Asiana 214 Crash: Lessons Learned
Unexpected lessons all around from tragic botched landing.
By Robert Goyer / Published: Jul 09, 2013
The crash of Asiana 214 on landing at San Francisco International Airport in gorgeous conditions this weekend is being dissected by investigators at the National Transportation Safety Board, and for once it looks almost certain that they will find the cause quickly and unambiguously. While new details might emerge — and I’ll be the first to acknowledge them if they do — it for now looks to be a simple case of humans doing a bad job of operating a perfectly good machine.
As you surely know by now, the Asiana 777 was inbound to SFO after a 10-hour flight in from Seoul, South Korea, when it got low and slow and hit the seawall at the end of Runway 28 causing a crash that easily could have resulted in all 307 aboard being killed. At this time, two are dead and a number are in critical condition. (The flight attendants deserve special recognition for their role in saving hundreds of lives.) Reports are that the glideslope component of the ILS was out of service, which could be a key detail in the investigation.
So far investigators are not talking about two key points: whether the autothrottles were engaged and which pilots were sitting where. When they’re mum on key details like these, it usually means that they think they’re critical to understanding the case.
The key might be found in a built-in operator trap, which results from the way the autothrottles on the 777 function. This is well known by 777 pilots and is referred to as the FLCH Trap. It’s possible that because of the autopilot mode (flight level change, or FLCH mode) the pilots had chosen, the autothrottles were, unbeknownst to the pilots, inhibited from activating automatically, resulting in the airplane getting very low and very slow. The possible scenario is that the pilot flying thought the autothrottles would come alive once the glideslope (which was actually out of service) became active. By the time the crew realized how slow (reported as slow as 103 knots) they were on final, the control columns were ready to shake or already shaking and it was likely too late to get the engines to spool up in time to avoid the disaster that did in fact result.
One lesson here is simple: Know your technology. Once upon a time, this kind of lesson didn’t apply to pilots of light airplanes (at least not very much), but today it does, as many of our systems technology are of the same order of complexity of many business jets and airliners. On just about every airplane I fly, there are things to know and avoid, like the 777 FLCH trap that might have been a factor in the Asiana crash. Indeed, it's likely that the airplane you fly has built-in traps as well if there's any automation built in at all (or even if there's not).
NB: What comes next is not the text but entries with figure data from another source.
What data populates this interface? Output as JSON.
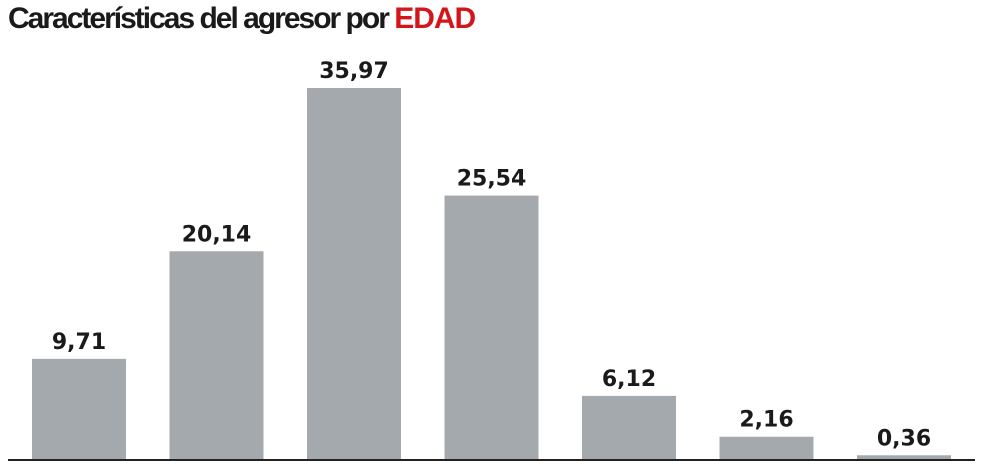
{
  "chart_data": {
    "type": "bar",
    "title": "Características del agresor por ",
    "title_highlight": "EDAD",
    "values": [
      9.71,
      20.14,
      35.97,
      25.54,
      6.12,
      2.16,
      0.36
    ],
    "value_labels": [
      "9,71",
      "20,14",
      "35,97",
      "25,54",
      "6,12",
      "2,16",
      "0,36"
    ],
    "ylim": [
      0,
      36
    ],
    "grid": false,
    "colors": {
      "bar": "#a4a9ad",
      "title_highlight": "#d4161c",
      "baseline": "#222222"
    }
  }
}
The simple but potentially deadly autopilot stall springs to mind, as do various trim malfunctions and easy-to-make flight management errors.
Remember that the American Airlines 757 crash at Cali, Colombia, in 1995 was a result of bad FMS operation that ended in controlled flight into terrain. It was simple operator error with tragic consequences.
It’s a lesson that I’m taking to heart. During my next checkout in the Cirrus SR22, I’m going to insist on spending extra time going over autopilot operations, especially on approach, and searching out and better understanding the various potential operating hazards that might await.
Another important lesson is this: Don’t plan on figuring out what’s going wrong at a couple of hundred feet above ground level. It seldom turns out well. The only smart thing to do is recognize the unstabilized approach and initiate an immediate go-around. If the crew of Asiana 214 had done that as soon as the airspeed began to decay beyond limits, we wouldn’t be discussing this tragedy right now.
Finally, this tragic crash illustrates the fact that we need to know how to hand-fly our airplanes. When the automation gets the better of us, we should be comfortable with quickly turning it off and flying by hand. If you’re not proficient at being pilot in command, as opposed to a programmer along for the ride, let this accident serve as a wake up call.
The good news with that is, a few hours in a Cub with a good stick-and-rudder instructor won't seem at all like homework.